The International Examiner
- Type: Nonprofit media
- Founded: 1974; 51 years ago
- Language: English
- Headquarters: Chinatown International District
- Country: U.S.
- Circulation: 20,000+
- Website: https://iexaminer.org/

= International Examiner =

Free biweekly Asian American newspaper

The International Examiner is a free monthly Asian American newspaper and media nonprofit organization based in Seattle, Washington's historic Chinatown-International District.

== History ==
The International Examiner was founded in 1974 by Gerald Yuasa and Lawrence Imamura to serve what the founders thought were the business interests of the Asian American community in Seattle's Chinatown-International District (CID). They hired George Cox as editor and writer, with Imamura handling business logistics. The paper was published in English.
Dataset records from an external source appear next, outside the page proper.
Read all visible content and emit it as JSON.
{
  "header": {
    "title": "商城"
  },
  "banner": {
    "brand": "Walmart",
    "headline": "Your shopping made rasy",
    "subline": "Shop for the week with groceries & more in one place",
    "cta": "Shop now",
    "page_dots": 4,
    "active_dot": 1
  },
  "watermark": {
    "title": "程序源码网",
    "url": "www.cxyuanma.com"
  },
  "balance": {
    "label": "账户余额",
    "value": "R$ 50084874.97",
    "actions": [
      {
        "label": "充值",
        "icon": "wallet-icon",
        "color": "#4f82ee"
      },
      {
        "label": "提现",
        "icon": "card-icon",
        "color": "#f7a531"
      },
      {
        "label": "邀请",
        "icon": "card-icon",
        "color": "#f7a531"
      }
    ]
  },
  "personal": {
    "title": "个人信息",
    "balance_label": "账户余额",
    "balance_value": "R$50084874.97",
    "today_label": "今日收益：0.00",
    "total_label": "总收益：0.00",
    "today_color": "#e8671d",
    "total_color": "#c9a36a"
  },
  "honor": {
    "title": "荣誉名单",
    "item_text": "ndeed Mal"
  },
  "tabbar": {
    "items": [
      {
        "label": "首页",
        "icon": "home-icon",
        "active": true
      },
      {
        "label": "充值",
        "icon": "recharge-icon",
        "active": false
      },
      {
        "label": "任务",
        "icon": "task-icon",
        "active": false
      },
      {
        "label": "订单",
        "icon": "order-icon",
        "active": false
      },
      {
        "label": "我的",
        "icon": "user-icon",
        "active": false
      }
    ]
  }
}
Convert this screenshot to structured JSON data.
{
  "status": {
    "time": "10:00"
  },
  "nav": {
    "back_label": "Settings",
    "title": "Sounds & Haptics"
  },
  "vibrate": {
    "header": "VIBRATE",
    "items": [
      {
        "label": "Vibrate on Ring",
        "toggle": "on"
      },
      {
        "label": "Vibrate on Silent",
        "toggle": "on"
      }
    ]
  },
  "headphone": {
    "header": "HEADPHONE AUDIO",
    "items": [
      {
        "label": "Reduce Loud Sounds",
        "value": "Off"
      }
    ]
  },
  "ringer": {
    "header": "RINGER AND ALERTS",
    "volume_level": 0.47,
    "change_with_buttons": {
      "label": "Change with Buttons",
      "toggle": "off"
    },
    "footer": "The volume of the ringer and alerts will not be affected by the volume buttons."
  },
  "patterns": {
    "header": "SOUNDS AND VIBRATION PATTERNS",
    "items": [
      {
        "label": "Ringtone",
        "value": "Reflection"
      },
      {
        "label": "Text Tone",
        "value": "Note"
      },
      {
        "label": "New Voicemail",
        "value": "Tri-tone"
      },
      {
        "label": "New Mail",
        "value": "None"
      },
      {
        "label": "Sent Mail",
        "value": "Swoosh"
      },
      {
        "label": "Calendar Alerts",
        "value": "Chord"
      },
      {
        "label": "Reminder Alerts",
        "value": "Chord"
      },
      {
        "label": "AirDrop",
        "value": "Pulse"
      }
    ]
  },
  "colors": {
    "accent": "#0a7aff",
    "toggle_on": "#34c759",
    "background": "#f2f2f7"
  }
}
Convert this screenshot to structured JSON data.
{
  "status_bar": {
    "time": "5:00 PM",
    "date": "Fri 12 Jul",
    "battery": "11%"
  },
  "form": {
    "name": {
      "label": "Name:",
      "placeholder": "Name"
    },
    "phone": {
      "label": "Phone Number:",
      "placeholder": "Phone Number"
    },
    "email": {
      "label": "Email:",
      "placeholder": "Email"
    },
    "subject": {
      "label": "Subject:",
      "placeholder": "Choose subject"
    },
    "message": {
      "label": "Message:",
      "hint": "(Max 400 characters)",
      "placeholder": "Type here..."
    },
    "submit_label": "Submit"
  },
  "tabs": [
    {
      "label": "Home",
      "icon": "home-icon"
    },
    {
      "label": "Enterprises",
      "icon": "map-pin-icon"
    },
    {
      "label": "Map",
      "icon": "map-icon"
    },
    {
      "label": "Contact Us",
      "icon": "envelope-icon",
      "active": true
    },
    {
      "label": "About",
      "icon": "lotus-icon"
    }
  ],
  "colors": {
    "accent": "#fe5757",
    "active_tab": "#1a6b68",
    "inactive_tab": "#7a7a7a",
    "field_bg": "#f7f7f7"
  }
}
In 1975, the Examiner was purchased by the Alaska Cannery Workers Association (ACWA) for $1 and became an activist, community-based newspaper. Nemesio Domingo, Jr., a founder of the ACWA, hoped to produce a newspaper serving the community of the CID. The paper became independent in 1978, but it continued the tradition of community activism firmly established under the ACWA. As such, its editors were also community activists and organizers, rather than traditional journalists.

The new paper hired three University of Washington graduates from its Editorial Journalism school: Elaine M. Ko, Gary Iwamoto, and Ron Chew. The first issue was published in April 1975. Mayumi Tsutakawa served as an early editor. Chew became the paper's editor in 1976, serving in that role until 1988.

Around 1980, Alan Chong Lau became the International Examiner's art columnist, continuing his work there until at least 2014. Bob Shimabukuro wrote the Bull Session and Fo' Real columns. Shimabukuro later became the paper's editor, and was followed by Danny Howe.

Today, the International Examiner is the oldest Asian American newspaper in the Pacific Northwest and the oldest continuously publishing pan-Asian newspaper in the country. The IE is a registered 501 (c)(3) non-profit organization governed by a volunteer Board of Directors. With its print editions distributed across Seattle, and articles published on a rolling basis online, its total monthly readership is estimated at 20,000.

== Content ==
In 2023, the Examiner published its 50th volume, identifying five areas of coverage: public safety, the arts, housing, transportation, cultural preservation, and commerce.

The International Examiner's editorial team, consisting of Alexa Strabuk and Chetanya Robinson, received 2024 Editorial Excellence awards from fellow journalists at Real Change.